Based on the included studies, general recommendations on timing of the childhood immunization vaccines post-alloHSCT are made and shown in Table 4. Due to overall lower response rates compared with healthy populations [47], assessment of response after vaccination is recommended. For autoHSCT recipients, no recommendations could be formed based on our review due to the scarcity of data.

Table 4

Recommendations on timing of vaccination in allogeneic HSCT recipients *.

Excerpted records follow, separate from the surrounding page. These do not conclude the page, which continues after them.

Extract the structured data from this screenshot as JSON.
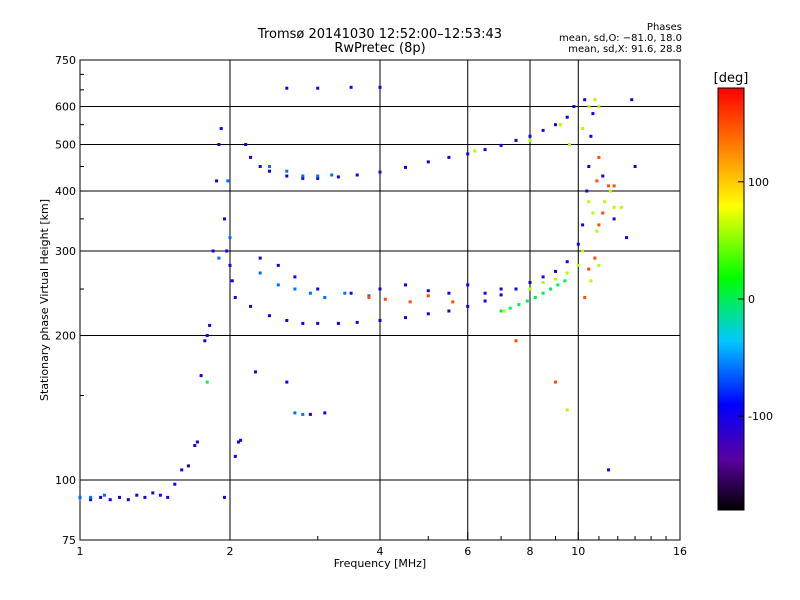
{
  "header": {
    "title_line1": "Tromsø 20141030 12:52:00–12:53:43",
    "title_line2": "RwPretec (8p)",
    "stats_title": "Phases",
    "stats_o": "mean, sd,O: −81.0, 18.0",
    "stats_x": "mean, sd,X:  91.6, 28.8"
  },
  "chart_data": {
    "type": "scatter",
    "title": "Tromsø 20141030 12:52:00–12:53:43",
    "subtitle": "RwPretec (8p)",
    "xlabel": "Frequency [MHz]",
    "ylabel": "Stationary phase Virtual Height [km]",
    "x_scale": "log",
    "y_scale": "log",
    "xlim": [
      1,
      16
    ],
    "ylim": [
      75,
      750
    ],
    "x_ticks": [
      1,
      2,
      4,
      6,
      8,
      10,
      16
    ],
    "x_tick_labels": [
      "1",
      "2",
      "4",
      "6",
      "8",
      "10",
      "16"
    ],
    "y_ticks": [
      75,
      100,
      200,
      300,
      400,
      500,
      600,
      750
    ],
    "y_tick_labels": [
      "75",
      "100",
      "200",
      "300",
      "400",
      "500",
      "600",
      "750"
    ],
    "grid": true,
    "colorbar": {
      "label": "[deg]",
      "range": [
        -180,
        180
      ],
      "ticks": [
        100,
        0,
        -100
      ],
      "tick_labels": [
        "100",
        "0",
        "-100"
      ],
      "colormap": [
        "#000000",
        "#5a00a0",
        "#0000ff",
        "#00c8ff",
        "#00ff00",
        "#ffff00",
        "#ff8000",
        "#ff0000"
      ]
    },
    "series": [
      {
        "color_value": -100,
        "points": [
          [
            1.0,
            92
          ],
          [
            1.05,
            91
          ],
          [
            1.1,
            92
          ],
          [
            1.15,
            91
          ],
          [
            1.2,
            92
          ],
          [
            1.25,
            91
          ],
          [
            1.3,
            93
          ],
          [
            1.35,
            92
          ],
          [
            1.4,
            94
          ],
          [
            1.45,
            93
          ],
          [
            1.5,
            92
          ],
          [
            1.55,
            98
          ],
          [
            1.6,
            105
          ],
          [
            1.65,
            107
          ],
          [
            1.7,
            118
          ],
          [
            1.72,
            120
          ],
          [
            1.75,
            165
          ],
          [
            1.78,
            195
          ],
          [
            1.8,
            200
          ],
          [
            1.82,
            210
          ],
          [
            1.85,
            300
          ],
          [
            1.88,
            420
          ],
          [
            1.9,
            500
          ],
          [
            1.92,
            540
          ],
          [
            1.95,
            350
          ],
          [
            1.97,
            300
          ],
          [
            2.0,
            280
          ],
          [
            2.02,
            260
          ],
          [
            2.05,
            240
          ],
          [
            2.08,
            120
          ],
          [
            2.05,
            112
          ],
          [
            2.1,
            121
          ],
          [
            2.15,
            500
          ],
          [
            2.2,
            470
          ],
          [
            2.3,
            450
          ],
          [
            2.4,
            440
          ],
          [
            2.6,
            430
          ],
          [
            2.8,
            425
          ],
          [
            3.0,
            425
          ],
          [
            3.3,
            428
          ],
          [
            3.6,
            432
          ],
          [
            4.0,
            438
          ],
          [
            4.5,
            448
          ],
          [
            5.0,
            460
          ],
          [
            5.5,
            470
          ],
          [
            6.0,
            478
          ],
          [
            6.5,
            488
          ],
          [
            7.0,
            498
          ],
          [
            7.5,
            510
          ],
          [
            8.0,
            520
          ],
          [
            8.5,
            535
          ],
          [
            9.0,
            550
          ],
          [
            9.5,
            570
          ],
          [
            9.8,
            600
          ],
          [
            2.2,
            230
          ],
          [
            2.4,
            220
          ],
          [
            2.6,
            215
          ],
          [
            2.8,
            212
          ],
          [
            3.0,
            212
          ],
          [
            3.3,
            212
          ],
          [
            3.6,
            213
          ],
          [
            4.0,
            215
          ],
          [
            4.5,
            218
          ],
          [
            5.0,
            222
          ],
          [
            5.5,
            225
          ],
          [
            6.0,
            230
          ],
          [
            6.5,
            236
          ],
          [
            7.0,
            243
          ],
          [
            7.5,
            250
          ],
          [
            8.0,
            258
          ],
          [
            8.5,
            265
          ],
          [
            9.0,
            272
          ],
          [
            9.5,
            285
          ],
          [
            10.0,
            310
          ],
          [
            10.2,
            340
          ],
          [
            10.4,
            400
          ],
          [
            10.5,
            450
          ],
          [
            10.6,
            520
          ],
          [
            10.7,
            580
          ],
          [
            10.3,
            620
          ],
          [
            2.6,
            655
          ],
          [
            3.0,
            655
          ],
          [
            3.5,
            658
          ],
          [
            4.0,
            658
          ],
          [
            2.9,
            137
          ],
          [
            3.1,
            138
          ],
          [
            2.25,
            168
          ],
          [
            2.6,
            160
          ],
          [
            2.3,
            290
          ],
          [
            2.5,
            280
          ],
          [
            2.7,
            265
          ],
          [
            3.0,
            250
          ],
          [
            3.5,
            245
          ],
          [
            4.0,
            250
          ],
          [
            4.5,
            255
          ],
          [
            5.0,
            248
          ],
          [
            5.5,
            245
          ],
          [
            6.0,
            255
          ],
          [
            6.5,
            245
          ],
          [
            7.0,
            250
          ],
          [
            1.95,
            92
          ],
          [
            11.5,
            105
          ],
          [
            13.0,
            450
          ],
          [
            12.8,
            620
          ],
          [
            11.2,
            430
          ],
          [
            11.8,
            350
          ],
          [
            12.5,
            320
          ]
        ]
      },
      {
        "color_value": -60,
        "points": [
          [
            1.0,
            92
          ],
          [
            1.05,
            92
          ],
          [
            1.12,
            93
          ],
          [
            2.4,
            450
          ],
          [
            2.6,
            440
          ],
          [
            2.8,
            430
          ],
          [
            3.0,
            430
          ],
          [
            3.2,
            432
          ],
          [
            2.3,
            270
          ],
          [
            2.5,
            255
          ],
          [
            2.7,
            250
          ],
          [
            2.9,
            245
          ],
          [
            3.1,
            240
          ],
          [
            2.8,
            137
          ],
          [
            2.7,
            138
          ],
          [
            3.4,
            245
          ],
          [
            3.8,
            242
          ],
          [
            1.9,
            290
          ],
          [
            2.0,
            320
          ],
          [
            1.98,
            420
          ]
        ]
      },
      {
        "color_value": 0,
        "points": [
          [
            7.0,
            225
          ],
          [
            7.3,
            228
          ],
          [
            7.6,
            232
          ],
          [
            7.9,
            236
          ],
          [
            8.2,
            240
          ],
          [
            8.5,
            245
          ],
          [
            8.8,
            250
          ],
          [
            9.1,
            255
          ],
          [
            9.4,
            260
          ],
          [
            1.8,
            160
          ]
        ]
      },
      {
        "color_value": 60,
        "points": [
          [
            8.0,
            250
          ],
          [
            8.5,
            258
          ],
          [
            9.0,
            262
          ],
          [
            9.5,
            270
          ],
          [
            10.0,
            280
          ],
          [
            10.2,
            300
          ],
          [
            10.5,
            380
          ],
          [
            10.7,
            360
          ],
          [
            10.9,
            330
          ],
          [
            11.3,
            380
          ],
          [
            11.6,
            400
          ],
          [
            11.8,
            370
          ],
          [
            12.2,
            370
          ],
          [
            9.6,
            500
          ],
          [
            10.2,
            540
          ],
          [
            10.5,
            600
          ],
          [
            8.0,
            510
          ],
          [
            6.2,
            485
          ],
          [
            7.1,
            225
          ],
          [
            9.5,
            140
          ],
          [
            10.8,
            620
          ],
          [
            11.0,
            600
          ],
          [
            10.6,
            260
          ],
          [
            11.0,
            280
          ],
          [
            9.2,
            550
          ]
        ]
      },
      {
        "color_value": 150,
        "points": [
          [
            3.8,
            240
          ],
          [
            4.1,
            238
          ],
          [
            4.6,
            235
          ],
          [
            5.0,
            242
          ],
          [
            5.6,
            235
          ],
          [
            10.3,
            240
          ],
          [
            10.5,
            275
          ],
          [
            10.8,
            290
          ],
          [
            11.0,
            340
          ],
          [
            11.2,
            360
          ],
          [
            11.5,
            410
          ],
          [
            7.5,
            195
          ],
          [
            9.0,
            160
          ],
          [
            11.0,
            470
          ],
          [
            11.8,
            410
          ],
          [
            10.9,
            420
          ]
        ]
      }
    ]
  }
}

Vaccine	Number of Vaccines	Schedule
		First Vaccination, in Months Post-HSCT	Schedule, in Months
Influenza	1	12 months **	Yearly in influenza season
Pneumococcal (PCV13)	3× PCV13, 1× PPV23	PCV13: 3–6 months ***	PCV13: 0, 1, 2 monthsPPV23: 9 months
Diphtheria, tetanus, pertussis and poliomyelitis	3	6 months	0, 1, 2 months
Haemophilus influenzae type b	3	6 months	0, 1, 2 months
Hepatitis B	3	12 months	0, 1, 6 months
Meningococcal	2	12 months	0, 2–8 months
Measles, mumps and rubella	1	24 months ****	0
Varicella zoster virus (Shingrix®)	2	12 months	0, 1 months

* Consider postponing vaccination when rituximab was used 6–12 months prior to scheduled vaccination. ** Vaccination might be antedated for pragmatic reasons (flu season) up to as early as 3 months post-HSCT. *** Consider postponing vaccination for patients with myeloablative conditioning or acute GVHD. **** Only in the case of no active GVHD and no active usage of immunosuppressants.